The confluence of moves to upend diversity initiatives has been met with fierce opposition from political leaders, including Vice President Kamala Harris, who traveled to Tallahassee late last month to blast what she called an attempt to “replace history with lies.” But the growing backlash seems to only further embolden DeSantis and his own allies to double down.

The governor has openly mocked the notion that any kind of boycott or travel advisory would be effective, calling it a “joke” during a news conference the day after the NAACP state conference in March.

In all, at least 10 other conferences that were slated to be hosted in Fort Lauderdale, Miami or Orlando have been moved or canceled in recent months, with event organizers citing concerns over the state’s laws related to LGBTQ rights, abortion, gun laws and more. The lost revenue has cost local businesses, hotels and others in excess of $20 million, according to local tourism officials.

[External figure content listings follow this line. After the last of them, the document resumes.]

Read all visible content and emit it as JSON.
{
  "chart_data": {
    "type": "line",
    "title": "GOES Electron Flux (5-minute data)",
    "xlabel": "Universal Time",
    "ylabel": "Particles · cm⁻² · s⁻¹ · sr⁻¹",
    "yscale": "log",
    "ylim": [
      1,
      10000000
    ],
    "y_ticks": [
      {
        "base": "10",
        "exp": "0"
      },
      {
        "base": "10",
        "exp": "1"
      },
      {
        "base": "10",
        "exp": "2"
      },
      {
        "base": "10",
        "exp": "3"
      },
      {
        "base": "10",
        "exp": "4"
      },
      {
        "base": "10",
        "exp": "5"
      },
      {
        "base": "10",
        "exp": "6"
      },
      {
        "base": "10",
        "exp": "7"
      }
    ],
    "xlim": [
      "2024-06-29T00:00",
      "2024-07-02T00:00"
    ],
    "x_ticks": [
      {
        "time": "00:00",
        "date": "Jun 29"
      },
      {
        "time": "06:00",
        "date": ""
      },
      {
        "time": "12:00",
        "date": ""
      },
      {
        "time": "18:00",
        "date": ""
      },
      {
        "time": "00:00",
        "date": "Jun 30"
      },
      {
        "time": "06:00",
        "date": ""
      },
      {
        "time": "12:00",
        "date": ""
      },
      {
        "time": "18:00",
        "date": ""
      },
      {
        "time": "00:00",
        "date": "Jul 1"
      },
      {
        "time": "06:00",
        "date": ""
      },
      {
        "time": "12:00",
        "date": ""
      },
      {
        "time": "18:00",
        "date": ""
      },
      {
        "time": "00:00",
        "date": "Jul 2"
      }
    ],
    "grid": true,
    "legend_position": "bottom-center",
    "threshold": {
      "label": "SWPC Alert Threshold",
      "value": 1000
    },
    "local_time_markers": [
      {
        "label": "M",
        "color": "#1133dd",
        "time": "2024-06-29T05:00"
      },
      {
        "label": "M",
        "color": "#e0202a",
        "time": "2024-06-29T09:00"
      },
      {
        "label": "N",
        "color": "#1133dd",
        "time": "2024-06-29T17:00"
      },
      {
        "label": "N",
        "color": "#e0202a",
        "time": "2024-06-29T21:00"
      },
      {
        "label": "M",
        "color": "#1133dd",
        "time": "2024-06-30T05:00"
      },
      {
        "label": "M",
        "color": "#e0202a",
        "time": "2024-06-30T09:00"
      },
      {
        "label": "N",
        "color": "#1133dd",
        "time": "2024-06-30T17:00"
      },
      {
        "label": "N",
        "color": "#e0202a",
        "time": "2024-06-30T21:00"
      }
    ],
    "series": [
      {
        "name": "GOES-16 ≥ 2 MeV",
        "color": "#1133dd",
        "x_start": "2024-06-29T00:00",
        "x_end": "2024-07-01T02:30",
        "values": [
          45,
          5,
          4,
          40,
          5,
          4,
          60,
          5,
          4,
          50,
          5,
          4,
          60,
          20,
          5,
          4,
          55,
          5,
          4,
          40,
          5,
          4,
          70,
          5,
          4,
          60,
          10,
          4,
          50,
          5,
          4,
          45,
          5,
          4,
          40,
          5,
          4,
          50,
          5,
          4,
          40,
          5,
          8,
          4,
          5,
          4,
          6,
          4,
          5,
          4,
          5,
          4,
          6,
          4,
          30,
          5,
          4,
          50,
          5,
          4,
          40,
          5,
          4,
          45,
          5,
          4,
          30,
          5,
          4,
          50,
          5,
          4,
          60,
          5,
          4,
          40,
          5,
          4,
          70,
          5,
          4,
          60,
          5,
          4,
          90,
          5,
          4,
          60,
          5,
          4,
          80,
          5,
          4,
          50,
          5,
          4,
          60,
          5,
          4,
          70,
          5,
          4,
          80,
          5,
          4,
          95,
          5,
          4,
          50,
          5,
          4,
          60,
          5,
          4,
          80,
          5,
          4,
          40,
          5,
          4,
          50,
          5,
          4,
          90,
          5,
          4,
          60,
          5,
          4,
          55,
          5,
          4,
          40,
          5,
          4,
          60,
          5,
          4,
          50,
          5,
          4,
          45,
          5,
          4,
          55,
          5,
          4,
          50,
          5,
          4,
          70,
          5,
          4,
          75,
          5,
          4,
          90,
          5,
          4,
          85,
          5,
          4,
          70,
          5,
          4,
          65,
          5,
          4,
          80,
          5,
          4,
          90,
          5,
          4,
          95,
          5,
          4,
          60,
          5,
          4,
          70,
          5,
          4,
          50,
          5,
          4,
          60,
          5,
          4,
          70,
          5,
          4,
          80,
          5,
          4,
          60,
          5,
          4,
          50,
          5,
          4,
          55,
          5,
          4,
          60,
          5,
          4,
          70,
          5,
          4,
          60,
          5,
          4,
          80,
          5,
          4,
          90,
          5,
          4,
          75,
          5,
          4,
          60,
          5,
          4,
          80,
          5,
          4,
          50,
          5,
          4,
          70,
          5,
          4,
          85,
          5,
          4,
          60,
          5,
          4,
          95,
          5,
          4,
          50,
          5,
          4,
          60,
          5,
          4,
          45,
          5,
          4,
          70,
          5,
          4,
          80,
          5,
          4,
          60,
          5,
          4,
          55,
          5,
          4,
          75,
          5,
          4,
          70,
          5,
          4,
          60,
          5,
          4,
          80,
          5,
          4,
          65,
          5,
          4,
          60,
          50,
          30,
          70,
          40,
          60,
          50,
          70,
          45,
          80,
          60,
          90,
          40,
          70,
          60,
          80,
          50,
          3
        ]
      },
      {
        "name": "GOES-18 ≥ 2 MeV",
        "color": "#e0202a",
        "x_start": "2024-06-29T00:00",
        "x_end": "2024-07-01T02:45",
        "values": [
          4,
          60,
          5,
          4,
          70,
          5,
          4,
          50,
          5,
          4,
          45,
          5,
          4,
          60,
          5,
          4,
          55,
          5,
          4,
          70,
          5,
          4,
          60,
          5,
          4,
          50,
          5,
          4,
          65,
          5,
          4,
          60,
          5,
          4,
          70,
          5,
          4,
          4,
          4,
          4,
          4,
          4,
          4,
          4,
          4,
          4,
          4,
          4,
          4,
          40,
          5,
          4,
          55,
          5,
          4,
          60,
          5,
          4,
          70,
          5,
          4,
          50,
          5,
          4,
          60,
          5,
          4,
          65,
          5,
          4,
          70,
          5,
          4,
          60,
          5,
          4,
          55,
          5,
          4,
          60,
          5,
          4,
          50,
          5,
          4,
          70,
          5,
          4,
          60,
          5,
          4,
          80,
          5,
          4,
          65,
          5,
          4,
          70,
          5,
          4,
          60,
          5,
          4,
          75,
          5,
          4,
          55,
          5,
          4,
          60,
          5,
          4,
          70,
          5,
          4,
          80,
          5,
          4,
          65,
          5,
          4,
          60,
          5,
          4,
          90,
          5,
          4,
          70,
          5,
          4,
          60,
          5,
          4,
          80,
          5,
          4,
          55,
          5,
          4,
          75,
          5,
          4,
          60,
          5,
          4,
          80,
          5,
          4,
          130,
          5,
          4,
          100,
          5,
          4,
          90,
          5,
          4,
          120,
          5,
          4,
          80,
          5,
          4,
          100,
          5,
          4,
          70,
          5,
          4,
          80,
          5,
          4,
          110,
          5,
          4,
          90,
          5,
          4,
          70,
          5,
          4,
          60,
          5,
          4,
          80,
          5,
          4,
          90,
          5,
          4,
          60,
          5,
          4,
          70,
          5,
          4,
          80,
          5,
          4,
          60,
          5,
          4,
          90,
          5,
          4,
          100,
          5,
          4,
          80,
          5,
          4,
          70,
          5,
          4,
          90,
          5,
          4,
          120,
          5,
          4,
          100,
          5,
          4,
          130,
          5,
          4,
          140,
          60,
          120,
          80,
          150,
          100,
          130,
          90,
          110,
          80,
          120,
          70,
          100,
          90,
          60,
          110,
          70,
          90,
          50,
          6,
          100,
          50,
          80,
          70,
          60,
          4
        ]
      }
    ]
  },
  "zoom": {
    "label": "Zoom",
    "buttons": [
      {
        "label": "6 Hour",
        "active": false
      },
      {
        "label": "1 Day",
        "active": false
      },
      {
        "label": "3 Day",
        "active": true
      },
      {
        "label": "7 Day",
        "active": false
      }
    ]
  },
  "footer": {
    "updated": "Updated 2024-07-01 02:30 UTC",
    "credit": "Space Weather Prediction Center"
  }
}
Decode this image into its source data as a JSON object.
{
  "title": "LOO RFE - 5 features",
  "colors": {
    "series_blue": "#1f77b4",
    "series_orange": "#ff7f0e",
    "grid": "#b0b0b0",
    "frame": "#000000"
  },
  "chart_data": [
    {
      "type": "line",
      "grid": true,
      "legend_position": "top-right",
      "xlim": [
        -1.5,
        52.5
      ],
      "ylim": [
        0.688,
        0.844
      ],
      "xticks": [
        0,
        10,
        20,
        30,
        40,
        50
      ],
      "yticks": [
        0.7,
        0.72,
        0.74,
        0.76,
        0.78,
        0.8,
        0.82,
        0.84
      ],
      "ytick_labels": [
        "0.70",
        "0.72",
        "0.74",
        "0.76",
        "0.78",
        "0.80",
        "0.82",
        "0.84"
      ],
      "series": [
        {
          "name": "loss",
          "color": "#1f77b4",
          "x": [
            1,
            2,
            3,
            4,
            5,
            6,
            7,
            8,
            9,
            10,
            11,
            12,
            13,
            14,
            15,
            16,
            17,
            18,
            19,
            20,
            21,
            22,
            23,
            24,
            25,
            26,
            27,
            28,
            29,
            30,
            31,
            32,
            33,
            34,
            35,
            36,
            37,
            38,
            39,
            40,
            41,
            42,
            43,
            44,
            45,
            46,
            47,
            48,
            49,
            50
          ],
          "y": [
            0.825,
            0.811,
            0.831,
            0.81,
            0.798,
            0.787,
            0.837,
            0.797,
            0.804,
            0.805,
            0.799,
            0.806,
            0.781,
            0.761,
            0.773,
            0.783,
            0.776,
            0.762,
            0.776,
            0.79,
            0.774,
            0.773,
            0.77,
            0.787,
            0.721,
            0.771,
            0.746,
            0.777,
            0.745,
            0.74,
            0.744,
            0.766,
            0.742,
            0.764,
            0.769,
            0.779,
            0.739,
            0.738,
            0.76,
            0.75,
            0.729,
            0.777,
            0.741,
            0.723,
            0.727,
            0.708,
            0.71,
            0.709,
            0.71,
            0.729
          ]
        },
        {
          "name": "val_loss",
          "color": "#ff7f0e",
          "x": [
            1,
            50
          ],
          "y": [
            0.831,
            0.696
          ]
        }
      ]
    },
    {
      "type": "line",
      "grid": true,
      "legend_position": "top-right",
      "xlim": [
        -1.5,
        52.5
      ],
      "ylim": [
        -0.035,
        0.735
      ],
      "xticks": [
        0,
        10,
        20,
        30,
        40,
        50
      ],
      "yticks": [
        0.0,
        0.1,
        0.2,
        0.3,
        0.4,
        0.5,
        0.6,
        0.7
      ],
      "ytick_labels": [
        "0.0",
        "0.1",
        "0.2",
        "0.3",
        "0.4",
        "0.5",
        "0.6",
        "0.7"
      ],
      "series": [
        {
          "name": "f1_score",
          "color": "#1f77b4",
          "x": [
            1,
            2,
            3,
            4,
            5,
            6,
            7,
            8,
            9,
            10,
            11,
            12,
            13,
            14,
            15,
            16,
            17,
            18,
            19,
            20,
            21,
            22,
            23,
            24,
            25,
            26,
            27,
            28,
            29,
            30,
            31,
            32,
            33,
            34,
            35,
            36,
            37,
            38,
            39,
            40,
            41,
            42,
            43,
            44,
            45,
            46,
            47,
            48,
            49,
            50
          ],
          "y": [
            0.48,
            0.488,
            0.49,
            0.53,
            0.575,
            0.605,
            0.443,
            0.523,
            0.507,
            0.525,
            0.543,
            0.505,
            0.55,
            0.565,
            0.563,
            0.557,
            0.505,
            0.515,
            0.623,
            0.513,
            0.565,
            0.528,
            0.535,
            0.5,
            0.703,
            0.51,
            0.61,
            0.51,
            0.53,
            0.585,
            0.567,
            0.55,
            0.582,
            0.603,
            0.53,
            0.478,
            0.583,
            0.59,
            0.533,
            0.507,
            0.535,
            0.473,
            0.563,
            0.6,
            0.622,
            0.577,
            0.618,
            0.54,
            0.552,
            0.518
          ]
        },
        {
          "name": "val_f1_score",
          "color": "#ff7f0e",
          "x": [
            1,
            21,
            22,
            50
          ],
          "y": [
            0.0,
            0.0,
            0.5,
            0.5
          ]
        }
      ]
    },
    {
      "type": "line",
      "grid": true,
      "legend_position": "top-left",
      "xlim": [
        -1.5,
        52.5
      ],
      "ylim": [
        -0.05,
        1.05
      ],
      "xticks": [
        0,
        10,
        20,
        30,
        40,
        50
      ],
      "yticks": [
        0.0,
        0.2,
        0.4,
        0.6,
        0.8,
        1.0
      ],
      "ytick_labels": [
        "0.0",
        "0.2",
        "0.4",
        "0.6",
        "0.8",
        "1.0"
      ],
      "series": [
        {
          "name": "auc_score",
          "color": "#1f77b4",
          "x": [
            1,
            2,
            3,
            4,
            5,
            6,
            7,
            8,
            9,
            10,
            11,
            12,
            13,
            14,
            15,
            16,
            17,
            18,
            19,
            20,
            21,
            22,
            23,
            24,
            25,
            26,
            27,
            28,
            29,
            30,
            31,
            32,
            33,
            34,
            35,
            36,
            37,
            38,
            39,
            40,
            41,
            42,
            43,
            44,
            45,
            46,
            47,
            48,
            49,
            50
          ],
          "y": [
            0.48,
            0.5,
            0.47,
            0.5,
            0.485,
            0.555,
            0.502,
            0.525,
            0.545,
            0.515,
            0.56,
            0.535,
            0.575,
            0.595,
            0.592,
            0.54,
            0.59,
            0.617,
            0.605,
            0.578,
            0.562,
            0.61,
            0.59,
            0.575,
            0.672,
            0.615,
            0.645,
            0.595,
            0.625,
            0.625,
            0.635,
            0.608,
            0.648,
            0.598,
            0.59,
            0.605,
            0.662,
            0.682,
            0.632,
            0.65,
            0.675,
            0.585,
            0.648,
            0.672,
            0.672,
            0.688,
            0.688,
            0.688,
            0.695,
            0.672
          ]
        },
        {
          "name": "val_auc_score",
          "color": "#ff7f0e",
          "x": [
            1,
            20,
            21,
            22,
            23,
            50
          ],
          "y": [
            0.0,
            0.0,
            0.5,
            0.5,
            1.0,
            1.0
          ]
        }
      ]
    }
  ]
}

DeSantis’s office did not respond to Yahoo News’ request for comment.

‘This is power’

Yvette Lewis, the NAACP's Hillsborough County branch president, has been encouraged by the decisions to move the conferences, and hopes others follow.

“This is power,” she told Yahoo News. “I am so proud of you, Alpha Phi Alpha and NSBE, for standing for justice.”

A sign with the logo of the National Association for the Advancement of Colored People (NAACP), is seen during a rally at the Lincoln Memorial on the National Mall in Washington, DC. (BRENDAN SMIALOWSKI/AFP via Getty Images)
A sign with the NAACP logo at a rally at the Lincoln Memorial. (Brendan Smialowski/AFP via Getty Images)

Lewis, who leads the largest chapter in the state, first presented the idea of an advisory to the NAACP state conference in March, after feeling as though all other options had been exhausted. “The travel advisory is already having an effect on the economy,” she said.

As the legal redress chair for the NAACP's South Dade branch, attorney Pearson sees both moves — the conference changes and the advisory — as a win against bigotry.

“The goal of the travel advisory was to educate people on what was happening in the state of Florida, so that they can make choices on how best to move forward in deciding where to host their conferences and spend their hard-earned money,” she said. “The fact that conference organizers have taken a deeper look and made decisions accordingly is a positive.”